# Which is the best online calculator?



## putsch (14 Oct 2014)

Where is the best online calculator please? I tried a few and don't know why but they are showing precisely the same situation for 2015 as 2014 but surely the USC and reduction from 41-40% mean some change however small!


----------



## Brendan Burgess (14 Oct 2014)

putsch said:


> Where is the best online calculator please? I tried a few and don't know why but they are showing precisely the same situation for 2015 as 2014 but surely the USC and reduction from 41-40% mean some change however small!

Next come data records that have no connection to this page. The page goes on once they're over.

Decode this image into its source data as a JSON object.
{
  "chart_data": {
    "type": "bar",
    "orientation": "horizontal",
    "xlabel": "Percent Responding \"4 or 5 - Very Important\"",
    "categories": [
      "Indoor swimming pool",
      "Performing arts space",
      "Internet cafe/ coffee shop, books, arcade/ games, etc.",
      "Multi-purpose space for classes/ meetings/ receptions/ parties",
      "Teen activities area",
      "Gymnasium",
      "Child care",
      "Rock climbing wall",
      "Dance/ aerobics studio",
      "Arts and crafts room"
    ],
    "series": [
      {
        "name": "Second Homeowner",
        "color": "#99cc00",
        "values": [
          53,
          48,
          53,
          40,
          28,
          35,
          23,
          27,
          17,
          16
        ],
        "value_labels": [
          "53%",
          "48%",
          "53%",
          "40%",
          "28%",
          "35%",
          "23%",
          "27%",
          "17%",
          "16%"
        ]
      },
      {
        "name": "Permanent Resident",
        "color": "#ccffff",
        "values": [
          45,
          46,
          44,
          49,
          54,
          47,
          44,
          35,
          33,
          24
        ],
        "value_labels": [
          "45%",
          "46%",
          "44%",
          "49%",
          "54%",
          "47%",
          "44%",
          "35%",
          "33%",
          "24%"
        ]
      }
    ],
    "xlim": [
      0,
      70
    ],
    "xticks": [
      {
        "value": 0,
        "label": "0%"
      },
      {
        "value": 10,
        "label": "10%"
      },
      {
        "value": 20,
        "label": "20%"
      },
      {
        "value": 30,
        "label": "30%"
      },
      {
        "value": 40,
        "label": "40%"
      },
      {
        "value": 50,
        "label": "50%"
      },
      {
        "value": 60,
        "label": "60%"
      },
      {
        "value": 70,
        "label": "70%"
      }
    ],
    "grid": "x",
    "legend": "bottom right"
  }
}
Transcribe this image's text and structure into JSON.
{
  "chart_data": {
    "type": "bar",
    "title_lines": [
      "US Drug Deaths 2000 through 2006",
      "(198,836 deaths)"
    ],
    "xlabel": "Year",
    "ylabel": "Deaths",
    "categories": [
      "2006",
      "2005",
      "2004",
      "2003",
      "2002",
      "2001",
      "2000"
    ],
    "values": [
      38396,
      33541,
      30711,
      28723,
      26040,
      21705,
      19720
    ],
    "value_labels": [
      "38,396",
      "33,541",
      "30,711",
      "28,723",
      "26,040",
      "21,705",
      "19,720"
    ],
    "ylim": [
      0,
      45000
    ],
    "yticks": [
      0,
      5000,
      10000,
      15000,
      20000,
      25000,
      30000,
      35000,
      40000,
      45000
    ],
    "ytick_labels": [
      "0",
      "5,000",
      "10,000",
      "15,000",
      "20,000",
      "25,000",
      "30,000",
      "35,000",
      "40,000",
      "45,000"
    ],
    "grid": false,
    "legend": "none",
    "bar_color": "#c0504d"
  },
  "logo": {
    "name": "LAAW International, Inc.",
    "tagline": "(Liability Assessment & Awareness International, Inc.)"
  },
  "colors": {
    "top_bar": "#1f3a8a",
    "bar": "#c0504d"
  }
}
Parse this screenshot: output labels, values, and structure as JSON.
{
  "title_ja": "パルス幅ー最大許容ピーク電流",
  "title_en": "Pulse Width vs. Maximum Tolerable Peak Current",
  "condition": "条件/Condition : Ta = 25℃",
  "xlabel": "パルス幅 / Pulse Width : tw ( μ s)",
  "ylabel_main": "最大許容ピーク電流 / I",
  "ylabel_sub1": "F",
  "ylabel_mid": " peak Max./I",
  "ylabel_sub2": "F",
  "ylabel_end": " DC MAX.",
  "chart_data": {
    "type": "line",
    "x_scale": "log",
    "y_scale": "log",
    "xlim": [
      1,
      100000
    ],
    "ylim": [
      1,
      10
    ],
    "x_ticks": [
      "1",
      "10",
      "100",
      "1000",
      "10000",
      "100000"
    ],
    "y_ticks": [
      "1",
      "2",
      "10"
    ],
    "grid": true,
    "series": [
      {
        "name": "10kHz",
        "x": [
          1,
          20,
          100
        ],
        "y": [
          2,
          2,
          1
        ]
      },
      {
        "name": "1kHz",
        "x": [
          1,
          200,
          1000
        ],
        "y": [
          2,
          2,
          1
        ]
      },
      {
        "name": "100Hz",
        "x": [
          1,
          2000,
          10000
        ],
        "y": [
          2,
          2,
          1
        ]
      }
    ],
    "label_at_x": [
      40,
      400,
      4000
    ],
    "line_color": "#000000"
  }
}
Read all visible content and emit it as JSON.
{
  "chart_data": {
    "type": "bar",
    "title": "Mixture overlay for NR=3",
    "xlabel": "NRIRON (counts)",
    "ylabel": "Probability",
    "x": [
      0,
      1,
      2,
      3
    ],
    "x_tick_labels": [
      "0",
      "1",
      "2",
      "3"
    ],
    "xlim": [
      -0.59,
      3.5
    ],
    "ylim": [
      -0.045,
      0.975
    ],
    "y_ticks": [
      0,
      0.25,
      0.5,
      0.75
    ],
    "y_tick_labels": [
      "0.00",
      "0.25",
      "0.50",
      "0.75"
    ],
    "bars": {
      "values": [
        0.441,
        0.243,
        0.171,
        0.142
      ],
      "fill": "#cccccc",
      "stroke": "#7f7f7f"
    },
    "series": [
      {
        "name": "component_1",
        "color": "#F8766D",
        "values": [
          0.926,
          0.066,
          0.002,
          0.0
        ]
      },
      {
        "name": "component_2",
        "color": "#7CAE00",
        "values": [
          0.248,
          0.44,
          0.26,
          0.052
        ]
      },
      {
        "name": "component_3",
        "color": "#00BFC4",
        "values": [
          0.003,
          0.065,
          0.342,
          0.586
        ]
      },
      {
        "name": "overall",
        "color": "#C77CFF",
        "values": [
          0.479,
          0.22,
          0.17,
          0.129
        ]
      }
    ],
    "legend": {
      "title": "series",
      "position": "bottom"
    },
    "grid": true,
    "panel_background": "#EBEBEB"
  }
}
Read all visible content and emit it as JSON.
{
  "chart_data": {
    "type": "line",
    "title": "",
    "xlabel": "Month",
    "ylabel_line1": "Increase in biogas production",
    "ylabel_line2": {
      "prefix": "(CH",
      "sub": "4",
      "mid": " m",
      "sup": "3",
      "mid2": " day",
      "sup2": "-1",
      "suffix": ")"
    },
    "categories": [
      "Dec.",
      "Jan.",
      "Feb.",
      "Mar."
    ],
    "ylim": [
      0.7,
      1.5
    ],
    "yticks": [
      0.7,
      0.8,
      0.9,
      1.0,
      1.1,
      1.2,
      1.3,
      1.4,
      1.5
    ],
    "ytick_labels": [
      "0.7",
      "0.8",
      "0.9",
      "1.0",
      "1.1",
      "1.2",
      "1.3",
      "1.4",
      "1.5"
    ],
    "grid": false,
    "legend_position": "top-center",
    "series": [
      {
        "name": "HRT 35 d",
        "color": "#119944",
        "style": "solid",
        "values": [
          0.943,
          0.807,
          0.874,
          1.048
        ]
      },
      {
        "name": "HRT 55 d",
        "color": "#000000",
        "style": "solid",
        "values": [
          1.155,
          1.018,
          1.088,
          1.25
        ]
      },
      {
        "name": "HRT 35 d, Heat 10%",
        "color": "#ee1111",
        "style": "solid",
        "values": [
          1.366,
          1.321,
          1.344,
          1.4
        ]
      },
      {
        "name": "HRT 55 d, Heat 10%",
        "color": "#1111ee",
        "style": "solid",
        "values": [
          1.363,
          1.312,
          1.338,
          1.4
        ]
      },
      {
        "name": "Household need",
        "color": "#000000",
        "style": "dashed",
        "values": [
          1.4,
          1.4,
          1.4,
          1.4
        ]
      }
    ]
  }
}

That is because they have not been updated yet!


----------



## pc7 (14 Oct 2014)

This one seems to be working?   http://www.broadsheet.ie/budget-2015/ 

based on leaks, which seem to have been right (in the most part), so its a start.
http://www.broadsheet.ie/budget-2015/


----------



## dazzerb (14 Oct 2014)

pc7 said:


> This one seems to be working?   http://www.broadsheet.ie/budget-2015/
> 
> based on leaks, which seem to have been right (in the most part), so its a start.
> http://www.broadsheet.ie/budget-2015/



we sure this works?

see example here €80k self employed showing tax increase of nearly €8,000?  That's cannot be right.


----------



## marco (14 Oct 2014)

I clicked on your link and its now showing a decrease in total tax of €582


----------



## JanuaryJones (3 Nov 2014)

I put in details in the broadsheet calculator
myself - self employed, salary 25k
husband - paye, salary 50k

when i entered my details first i got a very different figure from when i entered his details first....why would this be?


----------



## Kundan (13 Nov 2014)

Have you tried services.deloitte.ie/tc/ ?


----------